@jnode/auth

Simple authorization package for Node.js.

Installation

npm i @jnode/auth

Quick start

Import

const { AuthService } = require('@jnode/auth');
const crypto = require('crypto');

Basic usage

// Generate a pair of keys for demonstration
const { publicKey, privateKey } = crypto.generateKeyPairSync('rsa', {
  modulusLength: 2048,
});

// Initialize the service
const auth = new AuthService(publicKey, privateKey);

// Sign a token
const token = auth.signToken({ alg: 'RSA-SHA256' }, { userId: 123, role: 'admin' });

// Example token output:
// ABR7ImFsZyI6IlJTQS1TSEEyNTYifQAdeyJ1c2VySWQiOjEyMywicm9sZSI6ImFkbWluIn1JG1YPNJNfZ2jA29DcqiU_HojNAC34mz0ueYYOZ45nbHg86Q_Q7RULHsQfMp1tn0AdeGC9gStX1QK-fCB7Qgt3kF85qCtlDcYywDrjwmg19H0XnWeD27fXCOmmcM-rLjkVe61WDEb8rktmtlMJAUtivDYJr8RxyI2kQF-ZddlrgukjzRtua2_FmWmohb5MeahhfQ6xmlM1HRbYSMlUBaGjSxx_Q4s3wNrpMNDWiDM0adA1iHH5h00VRo2t5iepytOY3YunEW3_UXKcqr9PZ8KV-ikW2mXXp45Xw39U96dkeD3M9dR3vexL8yBc8kNDeT6a8YpHb63HW8s6LUlV_jzB

// Verify a token
try {
  const decoded = auth.verifyToken(token);
  console.log('Decoded:', decoded);
  /* 
  Output: 
  { 
    header: { alg: 'RSA-SHA256' }, 
    payload: { userId: 123, role: 'admin' } 
  }
  */
} catch (err) {
  console.error('Verification failed:', err.message);
}

How it works?

@jnode/auth provides a lightweight and binary-safe alternative to JWT, focusing on a straightforward token format encoded in base64url.

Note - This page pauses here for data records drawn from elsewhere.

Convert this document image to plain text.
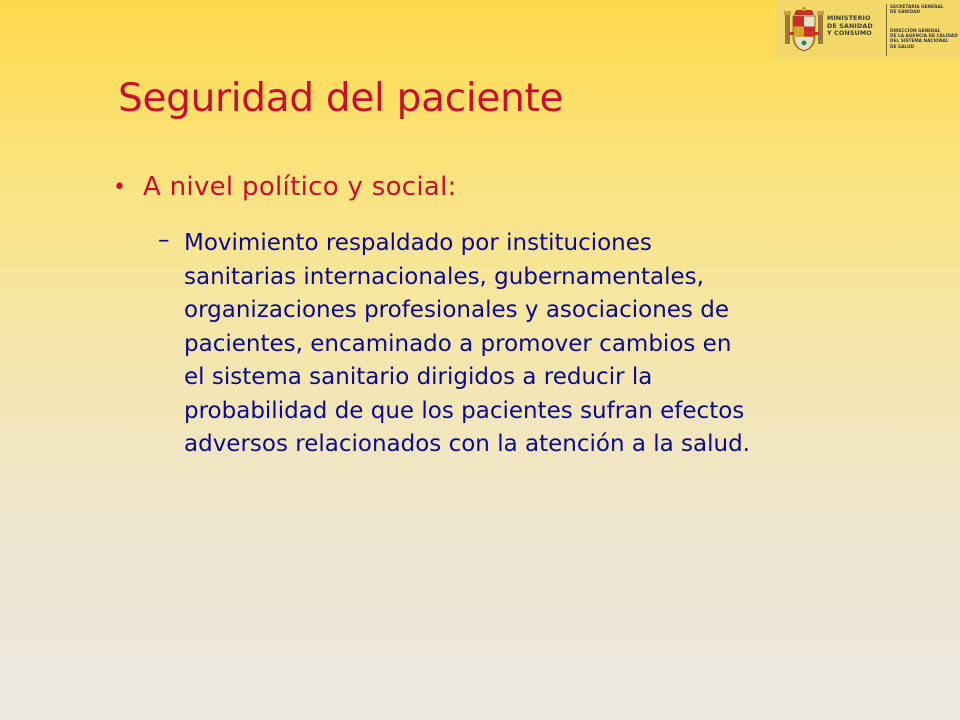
MINISTERIO
DE SANIDAD
Y CONSUMO
SECRETARÍA GENERAL
DE SANIDAD
DIRECCIÓN GENERAL
DE LA AGENCIA DE CALIDAD
DEL SISTEMA NACIONAL
DE SALUD
Seguridad del paciente
• A nivel político y social:
– Movimiento respaldado por instituciones
sanitarias internacionales, gubernamentales,
organizaciones profesionales y asociaciones de
pacientes, encaminado a promover cambios en
el sistema sanitario dirigidos a reducir la
probabilidad de que los pacientes sufran efectos
adversos relacionados con la atención a la salud.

The token structure is as follows:

1. Header Length: 2 bytes (UInt16BE)
2. Header JSON: n bytes
3. Payload Length: 2 bytes (UInt16BE)
4. Payload JSON: n bytes
5. Signature: RSA-SHA256 signature of the preceding segments (bytes 1 through 4).

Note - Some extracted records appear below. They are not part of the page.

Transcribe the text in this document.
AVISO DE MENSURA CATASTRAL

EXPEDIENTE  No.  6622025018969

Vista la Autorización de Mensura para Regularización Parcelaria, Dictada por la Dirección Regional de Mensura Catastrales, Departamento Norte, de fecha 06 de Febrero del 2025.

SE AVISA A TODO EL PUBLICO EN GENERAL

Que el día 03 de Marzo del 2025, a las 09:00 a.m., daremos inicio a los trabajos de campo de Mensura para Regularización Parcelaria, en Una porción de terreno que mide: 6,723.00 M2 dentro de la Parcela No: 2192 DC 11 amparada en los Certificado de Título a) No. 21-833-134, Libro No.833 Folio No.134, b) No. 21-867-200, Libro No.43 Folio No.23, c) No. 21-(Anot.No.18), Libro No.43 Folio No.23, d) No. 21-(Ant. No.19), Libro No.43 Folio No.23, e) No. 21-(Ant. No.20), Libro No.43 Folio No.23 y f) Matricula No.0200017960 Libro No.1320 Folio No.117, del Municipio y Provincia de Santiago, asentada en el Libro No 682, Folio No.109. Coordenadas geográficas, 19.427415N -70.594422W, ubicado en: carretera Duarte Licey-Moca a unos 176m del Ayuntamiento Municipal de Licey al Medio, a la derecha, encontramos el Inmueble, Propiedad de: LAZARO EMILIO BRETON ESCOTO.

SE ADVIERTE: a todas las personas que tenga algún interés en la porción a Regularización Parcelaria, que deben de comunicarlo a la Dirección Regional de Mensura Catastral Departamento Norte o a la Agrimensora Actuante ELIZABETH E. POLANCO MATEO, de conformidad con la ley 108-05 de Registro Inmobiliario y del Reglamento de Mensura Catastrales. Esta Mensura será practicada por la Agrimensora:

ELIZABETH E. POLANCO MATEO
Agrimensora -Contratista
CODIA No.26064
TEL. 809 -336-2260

This format ensures that the token is self-contained and tamper-proof while being extremely efficient to parse without complex regex or split operations.

---

Reference

Class: auth.AuthService

The main class to handle signing and verification of tokens.

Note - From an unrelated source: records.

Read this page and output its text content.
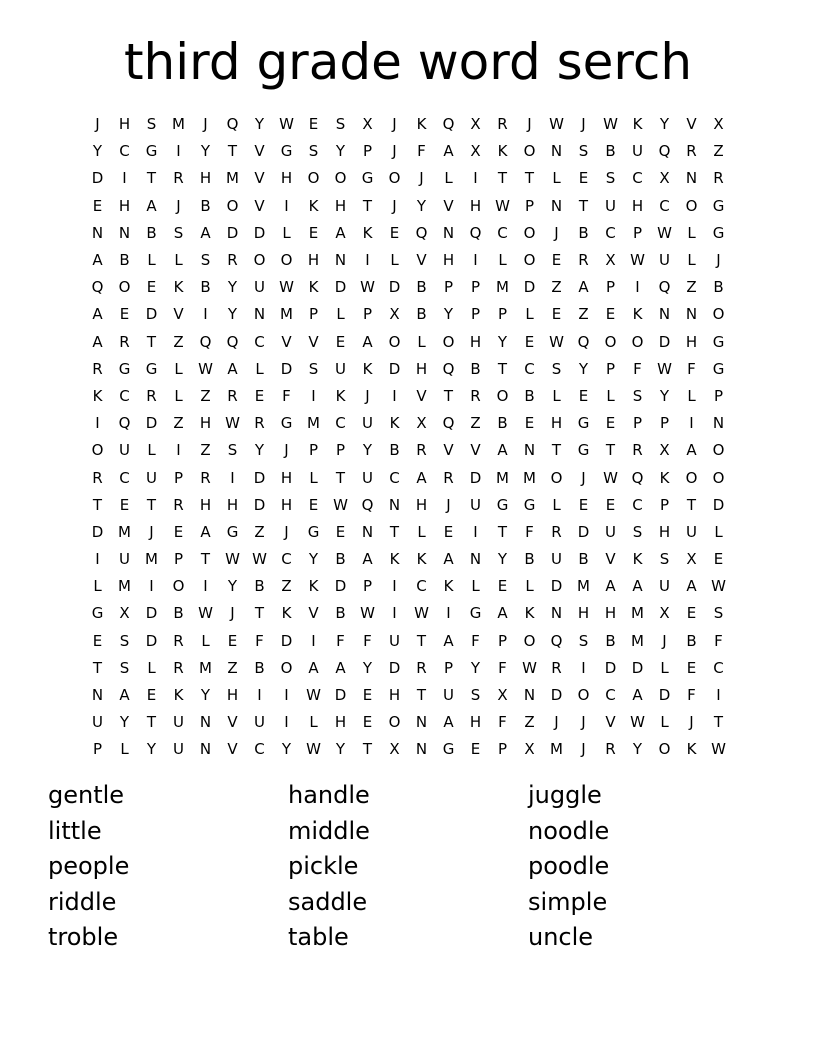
third grade word serch
J	H	S	M	J	Q	Y	W E	S	X	J	K	Q	X	R	J	W	J	W K	Y	V	X
Y	C	G	I	Y	T	V	G	S	Y	P	J	F	A	X	K	O	N	S	B	U	Q	R	Z
D	I	T	R	H M	V	H	O	O	G	O	J	L	I	T	T	L	E	S	C	X	N	R
E	H	A	J	B	O	V	I	K	H	T	J	Y	V	H W	P	N	T	U	H	C	O	G
N	N	B	S	A	D	D	L	E	A	K	E	Q	N	Q	C	O	J	B	C	P	W	L	G
A	B	L	L	S	R	O	O	H	N	I	L	V	H	I	L	O	E	R	X W U	L	J
Q	O	E	K	B	Y	U W K	D W D	B	P	P	M D	Z	A	P	I	Q	Z	B
A	E	D	V	I	Y	N M	P	L	P	X	B	Y	P	P	L	E	Z	E	K	N	N	O
A	R	T	Z	Q	Q	C	V	V	E	A	O	L	O	H	Y	E W Q	O	O	D	H	G
R	G	G	L	W A	L	D	S	U	K	D	H	Q	B	T	C	S	Y	P	F	W	F	G
K	C	R	L	Z	R	E	F	I	K	J	I	V	T	R	O	B	L	E	L	S	Y	L	P
I	Q	D	Z	H W R	G M	C	U	K	X	Q	Z	B	E	H	G	E	P	P	I	N
O	U	L	I	Z	S	Y	J	P	P	Y	B	R	V	V	A	N	T	G	T	R	X	A	O
R	C	U	P	R	I	D	H	L	T	U	C	A	R	D M M O	J	W Q	K	O	O
T	E	T	R	H	H	D	H	E W Q	N	H	J	U	G	G	L	E	E	C	P	T	D
D M	J	E	A	G	Z	J	G	E	N	T	L	E	I	T	F	R	D	U	S	H	U	L
I	U	M	P	T	W W C	Y	B	A	K	K	A	N	Y	B	U	B	V	K	S	X	E
L	M	I	O	I	Y	B	Z	K	D	P	I	C	K	L	E	L	D M	A	A	U	A W
G	X	D	B W	J	T	K	V	B W	I	W	I	G	A	K	N	H	H M	X	E	S
E	S	D	R	L	E	F	D	I	F	F	U	T	A	F	P	O	Q	S	B	M	J	B	F
T	S	L	R	M	Z	B	O	A	A	Y	D	R	P	Y	F	W R	I	D	D	L	E	C
N	A	E	K	Y	H	I	I	W D	E	H	T	U	S	X	N	D	O	C	A	D	F	I
U	Y	T	U	N	V	U	I	L	H	E	O	N	A	H	F	Z	J	J	V W	L	J	T
P	L	Y	U	N	V	C	Y	W Y	T	X	N	G	E	P	X	M	J	R	Y	O	K W
gentle	handle	juggle
little	middle	noodle
people	pickle	poodle
riddle	saddle	simple
troble	table	uncle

new auth.AuthService(publicKey, privateKey)

• publicKey <string> | <Buffer> | <KeyObject> The public key used for verification.
• privateKey <string> | <Buffer> | <KeyObject> The private key used for signing.

Static method: AuthService.signToken(header, payload, privateKey)

• header <Object> | <Buffer> Token header data. Default: {}.
• payload <Object> | <Buffer> Token payload data. Default: {}.
• privateKey <string> | <Buffer> | <KeyObject>
• Returns: <string> A base64url encoded token.

Signs the provided header and payload using the RSA-SHA256 algorithm.

Static method: AuthService.verifyToken(token, publicKey)

• token <string> | <Buffer> The token to verify.
• publicKey <string> | <Buffer> | <KeyObject>
• Returns: <Object> An object containing { header, payload }.

Parses and verifies the token. Throws an Error if the signature is invalid or TypeError if keys are missing.

service.signToken(header, payload)

• header <Object> | <Buffer>
• payload <Object> | <Buffer>
• Returns: <string>

Instance method that uses the privateKey provided in the constructor to sign a token.

service.verifyToken(token)

• token <string> | <Buffer>
• Returns: <Object>

Instance method that uses the publicKey provided in the constructor to verify a token.